Kete Krachi Timber Recovery, the Ghanaian-owned firm undertaking the salvage of timber from the Volta Lake has been engaged by Tropo Farms, the largest aquaculture operator in sub-Saharan Africa to clear stumps from their acreage of the Lake at Anyaase, in the Asuogyaman District of the Eastern Region.
Tropo Farms desires the removal of the stumps to enable it to expand its cage area for fish farming, in response to significant increases in demand for its Volta Catch brand of tilapia, as the Ghana market responds to health concerns about fish by migrating to a trusted brand. Anyaase, like many other sites in Volta Lake, has significant potential for aquaculture, but the presence of tree stumps block placement of cages for fish-rearing.
The clearance operation starts with the detection of the submerged stumps by sonar, and the stumps are then cut by hydraulic chainsaw and lifted out of the water using KKTRs unique timber salvage system, barge-mounted modified Caterpillar excavators called SHARCs, which can cut and lift a tree in under three minutes.
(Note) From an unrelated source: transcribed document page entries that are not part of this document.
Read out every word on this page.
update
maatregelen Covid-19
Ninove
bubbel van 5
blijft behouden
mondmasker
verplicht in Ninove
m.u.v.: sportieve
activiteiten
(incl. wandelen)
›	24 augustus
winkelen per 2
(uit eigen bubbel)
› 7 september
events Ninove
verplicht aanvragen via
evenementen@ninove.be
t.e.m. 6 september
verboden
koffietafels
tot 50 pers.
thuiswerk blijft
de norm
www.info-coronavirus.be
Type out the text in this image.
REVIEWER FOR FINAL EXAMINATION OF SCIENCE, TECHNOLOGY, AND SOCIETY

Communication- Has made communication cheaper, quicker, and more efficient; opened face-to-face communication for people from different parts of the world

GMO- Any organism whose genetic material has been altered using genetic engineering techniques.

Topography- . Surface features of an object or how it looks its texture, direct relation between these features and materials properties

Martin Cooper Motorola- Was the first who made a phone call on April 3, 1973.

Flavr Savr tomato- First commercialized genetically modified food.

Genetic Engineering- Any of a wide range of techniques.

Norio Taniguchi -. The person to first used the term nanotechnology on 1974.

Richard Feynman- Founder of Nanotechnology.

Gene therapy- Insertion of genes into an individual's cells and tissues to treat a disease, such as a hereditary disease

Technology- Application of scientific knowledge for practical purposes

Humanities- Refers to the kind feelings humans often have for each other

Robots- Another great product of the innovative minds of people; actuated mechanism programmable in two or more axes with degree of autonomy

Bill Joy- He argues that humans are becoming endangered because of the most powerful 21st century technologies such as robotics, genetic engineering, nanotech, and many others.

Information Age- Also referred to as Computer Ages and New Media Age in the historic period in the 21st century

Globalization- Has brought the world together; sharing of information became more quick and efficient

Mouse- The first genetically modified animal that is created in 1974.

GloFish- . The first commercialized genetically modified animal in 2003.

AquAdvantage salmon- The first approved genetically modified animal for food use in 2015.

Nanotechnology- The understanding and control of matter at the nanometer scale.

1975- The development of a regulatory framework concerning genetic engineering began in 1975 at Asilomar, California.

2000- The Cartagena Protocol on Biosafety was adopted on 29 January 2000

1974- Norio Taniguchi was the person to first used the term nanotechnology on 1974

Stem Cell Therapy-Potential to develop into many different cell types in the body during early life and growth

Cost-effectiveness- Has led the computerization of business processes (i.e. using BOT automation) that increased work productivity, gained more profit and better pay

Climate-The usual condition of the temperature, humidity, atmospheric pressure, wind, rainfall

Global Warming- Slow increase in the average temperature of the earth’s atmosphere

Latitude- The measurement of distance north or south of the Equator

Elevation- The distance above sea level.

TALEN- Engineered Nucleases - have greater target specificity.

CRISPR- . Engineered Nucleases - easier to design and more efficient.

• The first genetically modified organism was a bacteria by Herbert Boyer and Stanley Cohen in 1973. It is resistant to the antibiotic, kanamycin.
Expansion of aquaculture in Lake Volta could make a significant contribution to Ghana’s economy by eventually ending Ghana’s need to import 600,000 tonnes of fish annually at an estimated cost of 1.5 Billion US Dollars in foreign exchange. This need to import to augment local fish production is being exacerbated by dramatic declines in fish stocks caused by rampant illegal fishing methods such as bamboo trapping, which the Fisheries Ministry is striving to stamp out.
The ongoing stump clearance at Anyaase is being carried out by Ghana’s first trained SHARC Operator, David Keteowu of KKTR, who made history last Sunday by cutting his first stump on the Lake. Until David Keteowu’s feat last Sunday, the SHARC equipment had been operated in the country solely by Canadians.
As part of its Community Engagement and Corporate Social Responsibility, KKTR has partnered with Tropo Farms and the National Inland Canoe Fishermens Council to pioneer an aquaculture skills transfer program for local fishermen to support Lake Volta’s critical transition from wild catch to aquaculture in order to boost local fish production.